SM: En el País Vasco, el euskera es el idioma oficial, pero yo hago todo en español. Al principio me cuidaba de no usar mi español colombiano, pero mis compañeras me alientan a mantenerlo y les gusta aprender algunas expresiones de Colombia. Son muy abiertos y tranquilos. Por ejemplo, en lugar de decir “ye”, dicen "i griega", y aunque lo mencioné de forma colombiana en una presentación, nadie me corrigió. En cuanto al euskera, no entiendo mucho, por lo que uso traductor para seguir las presentaciones, que alternan entre euskera y español.
OCYE: Volviendo al tema de las energías renovables o de la transición energética que están tan de moda y que nos tocan a todos, ¿qué tan diferente es su manejo allá y qué puedes recomendarnos desde la cotidianidad?
SM: Una de las mejores cosas que podemos hacer es ser conscientes de que el cambio climático es un problema global que nos afecta a todos. Debemos educarnos sobre qué es y por qué ocurre, más allá del cliché de "reciclar". Es importante reflexionar sobre nuestras acciones, como el origen de los productos que compramos. Por ejemplo, una marca alemana de maletines descubrió que el 80% de sus productos no eran reciclables y ahora se dedica al Ecodiseño. También existen comunidades energéticas donde se puede invertir y obtener rendimientos financieros.

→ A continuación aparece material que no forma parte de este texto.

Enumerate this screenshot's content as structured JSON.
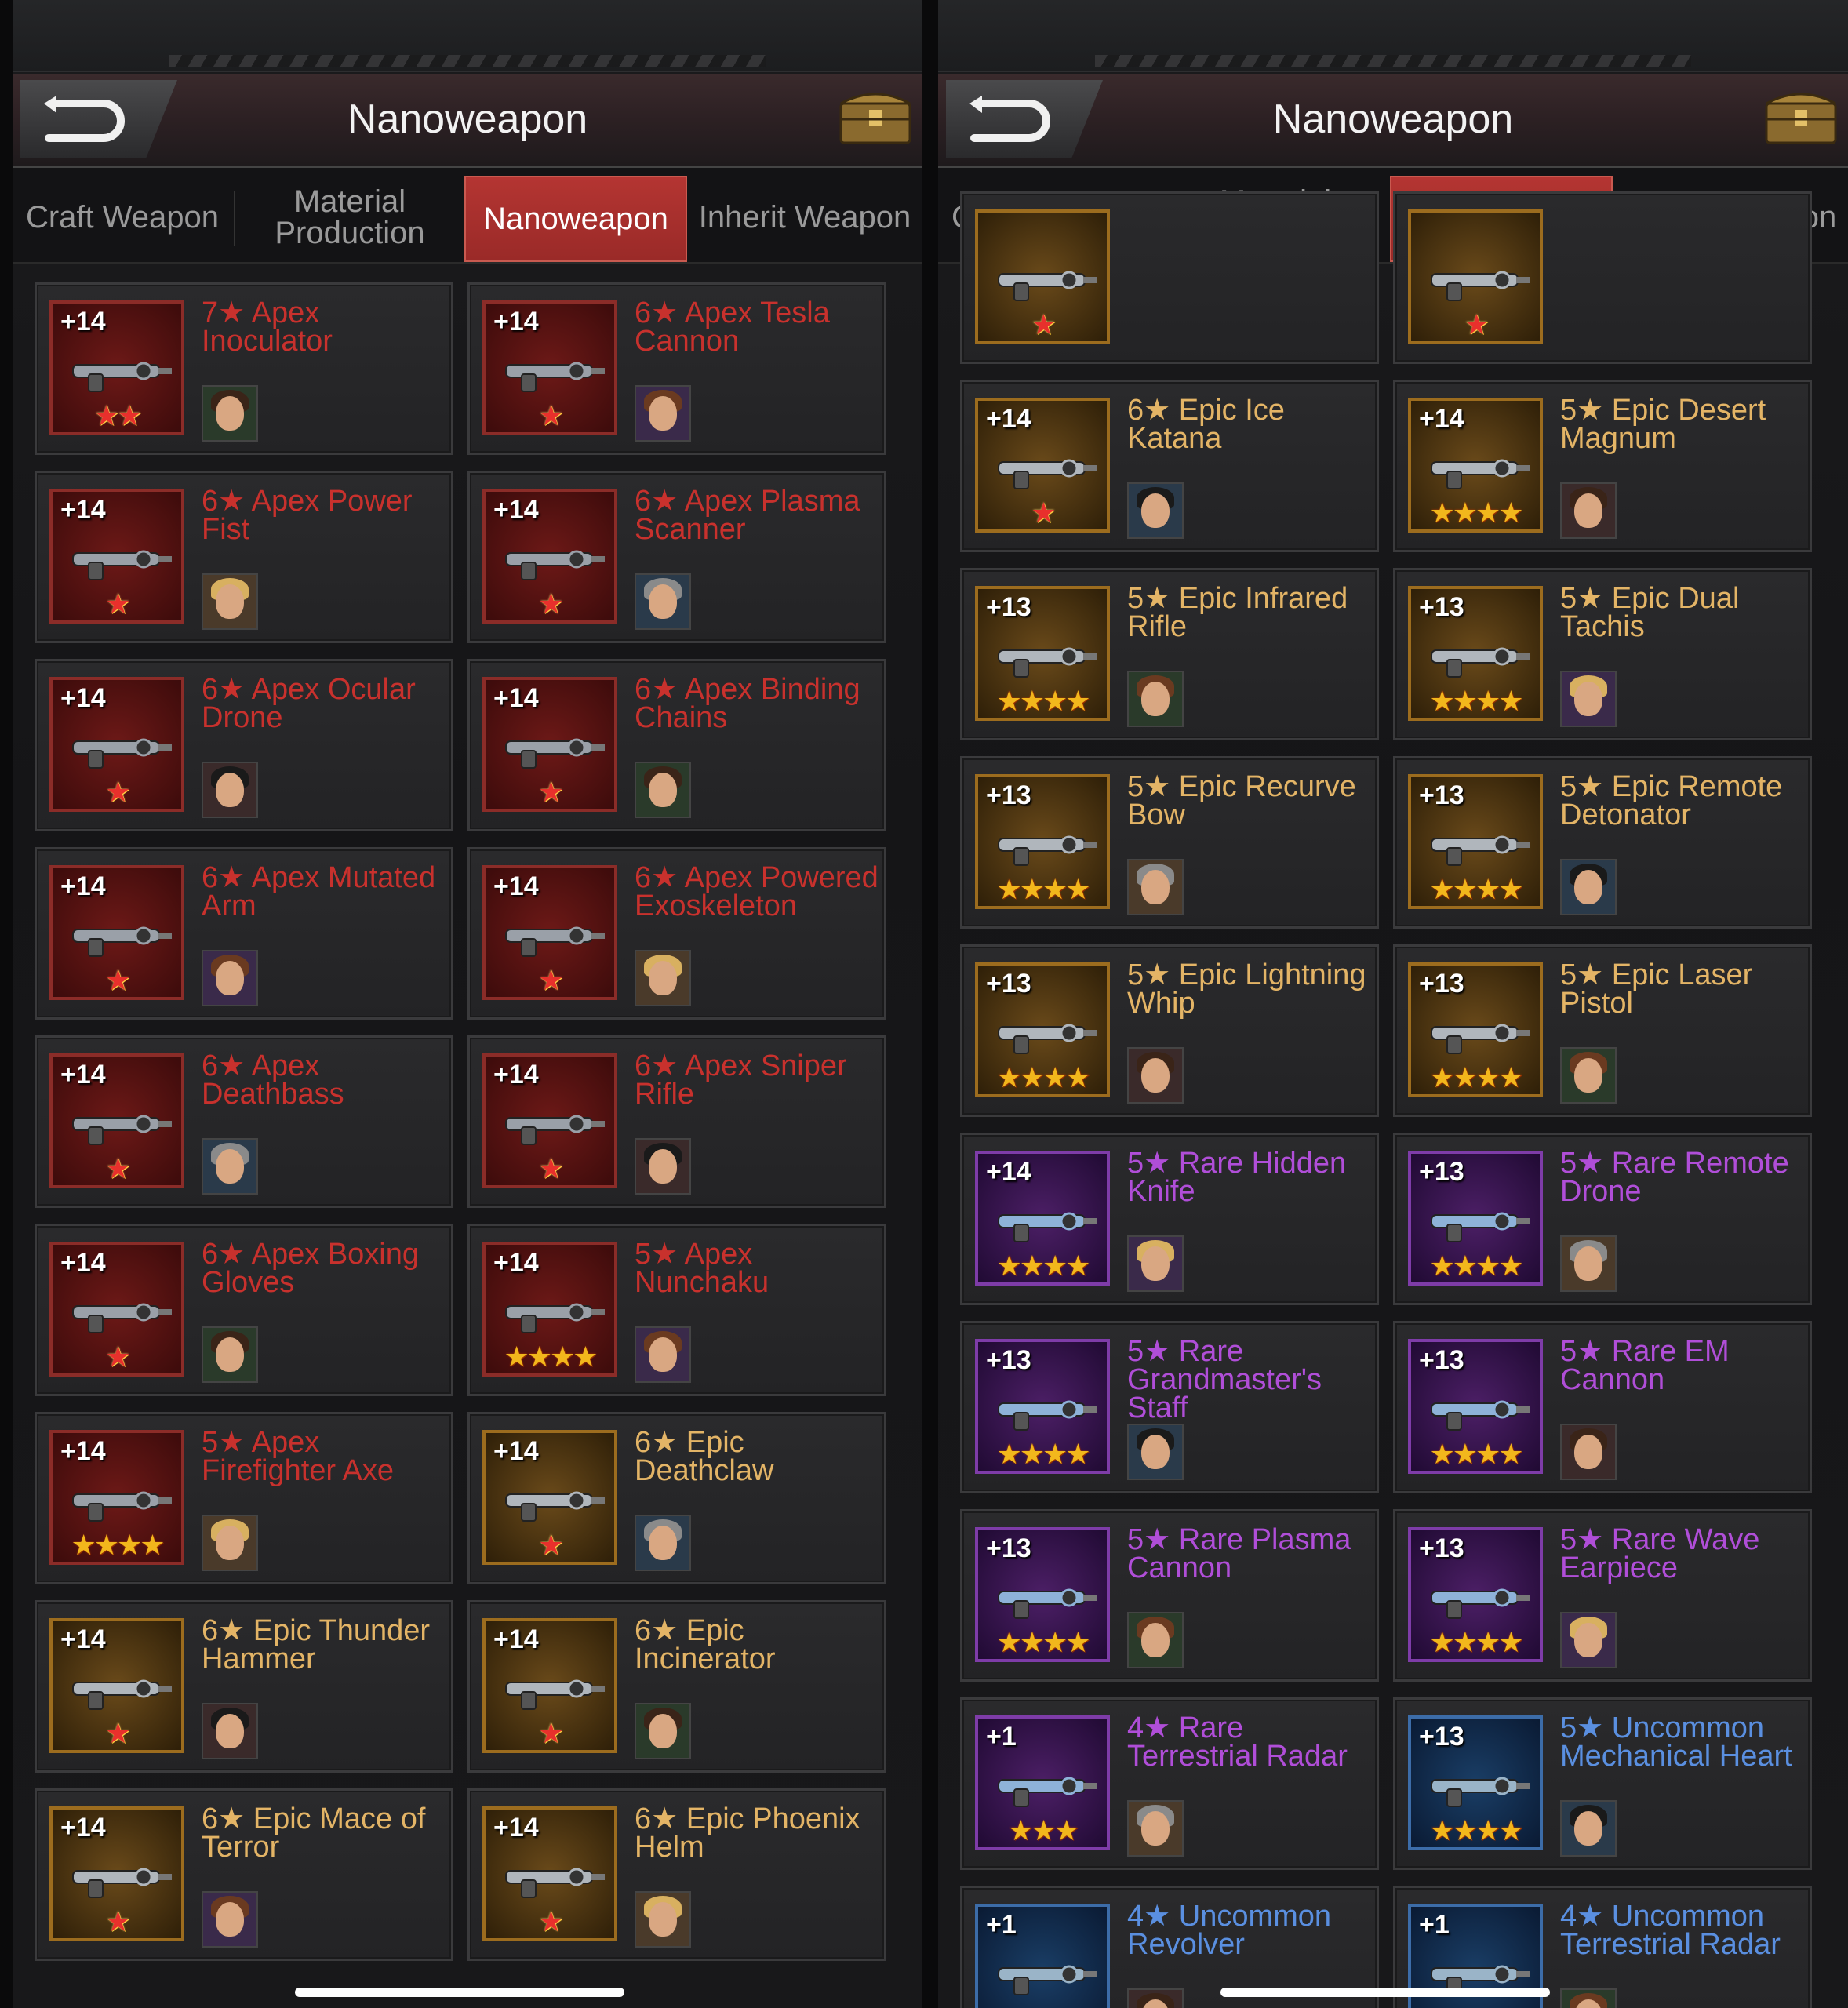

Debemos involucrarnos en la búsqueda de soluciones y ser conscientes de que cada acción humana impacta el medio ambiente. Aunque se habla de reducir el consumo, seguimos comprando más tecnología, que necesita materias primas importadas de países con condiciones laborales precarias. Además, la moda rápida genera residuos que terminan contaminando las playas de África.
También es necesario desarrollar habilidades "green skills" para adaptarse a la transición digital y el auge de la inteligencia artificial. Esto implica estudiar y estar preparados para nuevos trabajos, lo cual debe fomentarse desde la educación.
Un aspecto clave es cómo comunicamos lo que estamos haciendo. Desde el inicio de un proyecto, debe haber una comunicación adecuada con la audiencia, adaptada a sus preferencias. A veces, los mensajes son demasiado complejos y difíciles de entender. Publicar en plataformas como The Conversation me enseñó que el lenguaje utilizado debe ser sencillo para llegar a todos.
En el Simposio de Investigación de Economía Energética presentaré una conferencia sobre la aceptación social de proyectos donde contaré más detalles sobre este tema.
Así que terminamos aquí la conversación, agradeciéndole a Stephanía este espacio virtual tan enriquecedor.